In this article we deal with the basics of patent documents and their data fields.

Basic Data Types

When performing patent analysis we are dealing with data of seven different types:

We will walk through each of these fields using a patent application for synthetic genomes from the J. Craig Venter Institute as an example. Each of the titles for the images are hyperlinked to their sources to make it easy to explore the data as you go through them.

Synthetic Genomes: Nature News

Synthetic biology (and synthetic genomics) began to hit the international headlines with the news in 2010 that members of the J. Craig Venter Institute had successfully synthesised the genome of a Mycoides microbe and transplanted the genome into the empty cell of another Mycoides that then booted up.
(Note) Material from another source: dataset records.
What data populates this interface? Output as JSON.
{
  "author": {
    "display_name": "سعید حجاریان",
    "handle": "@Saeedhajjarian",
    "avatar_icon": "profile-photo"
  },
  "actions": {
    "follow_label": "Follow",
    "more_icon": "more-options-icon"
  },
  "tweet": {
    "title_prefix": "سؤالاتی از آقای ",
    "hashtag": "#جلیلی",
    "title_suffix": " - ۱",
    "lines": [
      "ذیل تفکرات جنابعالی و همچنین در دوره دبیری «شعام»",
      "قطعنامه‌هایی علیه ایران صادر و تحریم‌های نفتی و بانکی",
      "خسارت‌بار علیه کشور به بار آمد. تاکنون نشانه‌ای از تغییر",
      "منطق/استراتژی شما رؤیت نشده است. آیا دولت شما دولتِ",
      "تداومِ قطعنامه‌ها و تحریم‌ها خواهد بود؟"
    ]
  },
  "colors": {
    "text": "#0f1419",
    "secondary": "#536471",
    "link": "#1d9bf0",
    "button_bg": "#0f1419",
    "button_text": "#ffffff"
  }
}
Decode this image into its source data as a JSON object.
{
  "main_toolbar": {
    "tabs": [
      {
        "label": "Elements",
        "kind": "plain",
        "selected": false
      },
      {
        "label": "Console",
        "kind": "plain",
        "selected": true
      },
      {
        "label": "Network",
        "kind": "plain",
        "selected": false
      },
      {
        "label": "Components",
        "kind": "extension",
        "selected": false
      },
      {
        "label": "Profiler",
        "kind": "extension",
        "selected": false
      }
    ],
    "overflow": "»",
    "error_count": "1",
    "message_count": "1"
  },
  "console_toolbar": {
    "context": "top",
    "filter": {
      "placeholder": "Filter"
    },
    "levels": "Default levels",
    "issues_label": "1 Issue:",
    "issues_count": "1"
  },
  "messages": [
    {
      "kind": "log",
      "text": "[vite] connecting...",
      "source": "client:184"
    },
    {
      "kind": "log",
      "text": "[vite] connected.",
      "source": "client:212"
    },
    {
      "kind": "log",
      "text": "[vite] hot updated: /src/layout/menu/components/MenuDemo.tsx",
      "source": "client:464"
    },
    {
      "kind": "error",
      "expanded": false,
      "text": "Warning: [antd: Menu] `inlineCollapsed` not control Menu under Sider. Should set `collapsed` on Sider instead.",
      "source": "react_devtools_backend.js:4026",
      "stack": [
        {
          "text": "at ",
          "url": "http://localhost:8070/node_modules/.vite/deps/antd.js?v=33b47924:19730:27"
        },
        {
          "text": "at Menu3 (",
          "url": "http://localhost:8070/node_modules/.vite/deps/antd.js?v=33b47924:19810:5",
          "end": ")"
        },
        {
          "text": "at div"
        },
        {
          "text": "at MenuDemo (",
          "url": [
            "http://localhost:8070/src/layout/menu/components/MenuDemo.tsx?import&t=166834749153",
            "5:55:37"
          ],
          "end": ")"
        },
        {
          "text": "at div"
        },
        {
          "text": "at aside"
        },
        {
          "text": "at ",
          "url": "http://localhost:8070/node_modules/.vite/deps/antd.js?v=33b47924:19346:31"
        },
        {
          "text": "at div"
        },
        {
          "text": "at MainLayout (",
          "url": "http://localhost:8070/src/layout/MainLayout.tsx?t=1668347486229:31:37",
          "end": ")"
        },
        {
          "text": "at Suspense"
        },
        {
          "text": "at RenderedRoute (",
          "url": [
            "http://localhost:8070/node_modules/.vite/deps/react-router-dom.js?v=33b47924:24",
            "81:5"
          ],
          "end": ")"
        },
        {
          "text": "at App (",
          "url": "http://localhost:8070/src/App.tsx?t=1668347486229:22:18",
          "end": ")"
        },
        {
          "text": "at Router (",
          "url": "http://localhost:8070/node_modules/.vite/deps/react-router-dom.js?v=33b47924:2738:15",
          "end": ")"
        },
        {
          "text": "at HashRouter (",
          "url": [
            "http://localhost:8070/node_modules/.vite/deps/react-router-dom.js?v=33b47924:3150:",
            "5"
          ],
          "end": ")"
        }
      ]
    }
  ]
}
This led to considerable excitement about the creation of artificial life and is part of the story of the growing prominence of synthetic biology. For our purposes it is a quite novel example for walking through patent data fields.


Synthetic Genomes: Original Front Page

What we see here is the front page of an international Patent Cooperation Treaty(PCT) application from the J. Craig Venter Institute on Synthetic Genomes. The PCT allows applicants to submit a single application for potential consideration in up to 148 other countries that are Parties to the PCT based on decisions made by applicants and examination decisions in individual countries and regions. The front page (or biblio) displays the data fields that are typically used in patent analysis.